While early rap did reference illegal drug use, its tone was usually one of caution and condemnation, Herd said.

"Songs of the earlier period were much more likely to warn against the dangers of drugs," she said.

She gave as an example the 1983 song "White Lines (Don't Do it)" by Melle Mel & the Furious Five, which warns against the dangers of cocaine through lyrics like, "Either up your nose or through your vein / With nothing to gain except killin' your brain ... If you get hooked baby, it's nobody else's fault / So don't do it!"

As rap evolved during the 1980s and 1990s, it began to take on a more celebratory view of drug use. Later songs connected drugs more with pleasure, recreation, sexuality and other socially desired situations, Herd said.

According to Herd, illegal substance use was brought into prominence in the 1990s by the War on Drugs and what she called its uneven targeting of blacks. Many rap artists were also involved in the drug scene as users and dealers.

"Artists in the early '90s (who referenced drug use) experienced a lot of commercial success," Herd added. "Their sales went up dramatically, and it started a trend."

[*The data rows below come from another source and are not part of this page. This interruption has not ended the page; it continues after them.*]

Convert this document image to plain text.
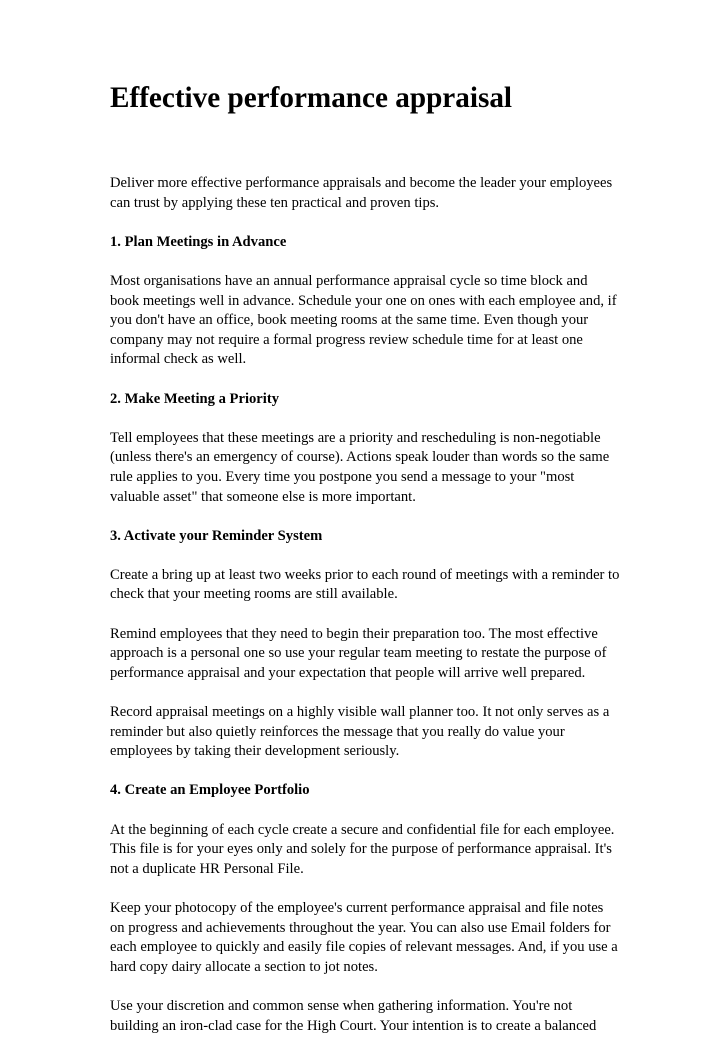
Effective performance appraisal

Deliver more effective performance appraisals and become the leader your employees can trust by applying these ten practical and proven tips.

1. Plan Meetings in Advance

Most organisations have an annual performance appraisal cycle so time block and book meetings well in advance. Schedule your one on ones with each employee and, if you don't have an office, book meeting rooms at the same time. Even though your company may not require a formal progress review schedule time for at least one informal check as well.

2. Make Meeting a Priority

Tell employees that these meetings are a priority and rescheduling is non-negotiable (unless there's an emergency of course). Actions speak louder than words so the same rule applies to you. Every time you postpone you send a message to your "most valuable asset" that someone else is more important.

3. Activate your Reminder System

Create a bring up at least two weeks prior to each round of meetings with a reminder to check that your meeting rooms are still available.

Remind employees that they need to begin their preparation too. The most effective approach is a personal one so use your regular team meeting to restate the purpose of performance appraisal and your expectation that people will arrive well prepared.

Record appraisal meetings on a highly visible wall planner too. It not only serves as a reminder but also quietly reinforces the message that you really do value your employees by taking their development seriously.

4. Create an Employee Portfolio

At the beginning of each cycle create a secure and confidential file for each employee. This file is for your eyes only and solely for the purpose of performance appraisal. It's not a duplicate HR Personal File.

Keep your photocopy of the employee's current performance appraisal and file notes on progress and achievements throughout the year. You can also use Email folders for each employee to quickly and easily file copies of relevant messages. And, if you use a hard copy dairy allocate a section to jot notes.

Use your discretion and common sense when gathering information. You're not building an iron-clad case for the High Court. Your intention is to create a balanced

While cocaine references were common in the later period, the dominant substance portrayed in rap has been marijuana, the study showed. Herd added that rap music has popularized the idea of "blunts"-cigarettes filled with marjiuana.

"Smoking blunts is really strongly associated to rap music," Herd said.

In the Three 6 Mafia song "Sippin' on Some Syrup," which Herd said exemplified rap's new attitude toward drug use, DJ Paul raps, "Sexy thang on my arm, cup of drank in my palm ... Sippin' on some siz-erp." The song glamorizes cough syrup abuse as well as cocaine and marijuana, she said.

Herd said her study demonstrates how the genre of rap could take on a more positive role.

"What's interesting is that rap songs didn't always center around drugs," Herd said. "If it once had different messages, I think there's a potential for having more constructive messages coming out of that kind of music."

Tags: RAP, MUSIC, DRUGS

Correction: Thursday, April 10, 2008
Tuesday's article "Study Finds Drugs Culture Has Grown in Rap," incorrectly stated that "blunts" are cigarettes filled with marijuana. In fact, "blunts" are cigars filled with marijuana. The Daily Californian regrets the error.

The Daily Californian regrets the error.